Knowing that the performers often hung out around the bar while they waited for their slot, and not wanting to run into Matt Cheney, at least not before I heard him play, I snuck around the side and found a small table almost behind a column. I could see the stage and the bar, but only someone looking for me would be able to spot me there. I felt sly. When the waitress came by, I ordered two beers and waited.
“Hey,” Verena said about ten minutes later, slipping into the seat next to me. She looked stiff and cold—i.e., pissed at me—but she picked up the beer I’d ordered for her and took a pull. “How long have you been here?”
“Not long,” I said. I frowned at her. “Is it weird that when Lucas asked where I was going, I told him you needed moral support? And I didn’t mention Matt Cheney at all?”
Verena blew out a breath. She flicked me a cold look
from beneath the extravagant false eyelashes she was sporting for the evening.
“Do you really want me to answer that?” she asked testily.
“No.” I sighed. “I already know what you think.”
“I wish I knew what you were thinking,” she retorted. “Lying to that sweet man of yours. And for what?” She waved her hand at the stage. “This nonsense? I almost wish you were fucking him in some motel room. At least that would be more honest.”
“God, Verena,” I muttered. My mind shied away from the word and the associated images. Not because I was a prude. But because thinking about fucking Matt Cheney could lead nowhere good.
“I said it would be more honest and I meant it,” she snapped. “You wafting around like Ophelia is maddening. Let me remind you, Matt Cheney is not Hamlet. Not by a long shot.”
“I get it,” I said, meaning, please shut up. “You’re the one who called me, remember?”
“Let me share with you what I hope happens here,” she continued, unbothered by the fact I was scowling at her. “Didn’t you say he was a bouncer now? I’m hoping he crashes and burns up there, so you can get that romantic idea of him right out of your head.”
“It could happen,” I agreed, but I doubted it.
I had always loved Matt’s music. His scratchy voice and his acoustic guitar had been beyond beautiful to me. Even if he hadn’t played in a long time, I imagined I would still feel that thrill inside that I associated with really, truly being moved by the music. I didn’t think I’d enjoyed his music because I’d been so young and so in love with him, either.
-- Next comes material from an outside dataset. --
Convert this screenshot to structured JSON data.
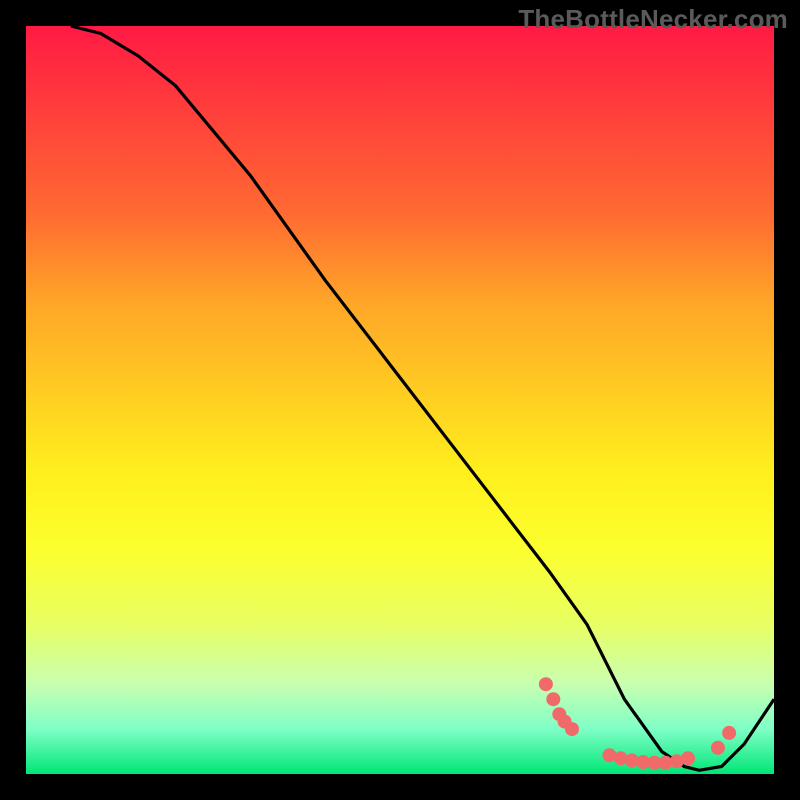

While those things might have affected other areas of my judgment, I was pretty sure they hadn’t affected my hearing.
I had precious memories of that airless room up under the eaves in his grandfather’s house. I would sit on the bed with my feet dangling free, and Matt would sit in his chair with his guitar and pluck melodies out of thin air. When I thought of his songs, I thought less of the finished ones he wrote and more of his intent look of concentration as he bent over the wooden neck of his guitar and messed around with small, haunting, little tunes. I’d felt suspended in the middle of something magical. It was hard, even all these years later, to shake the spell.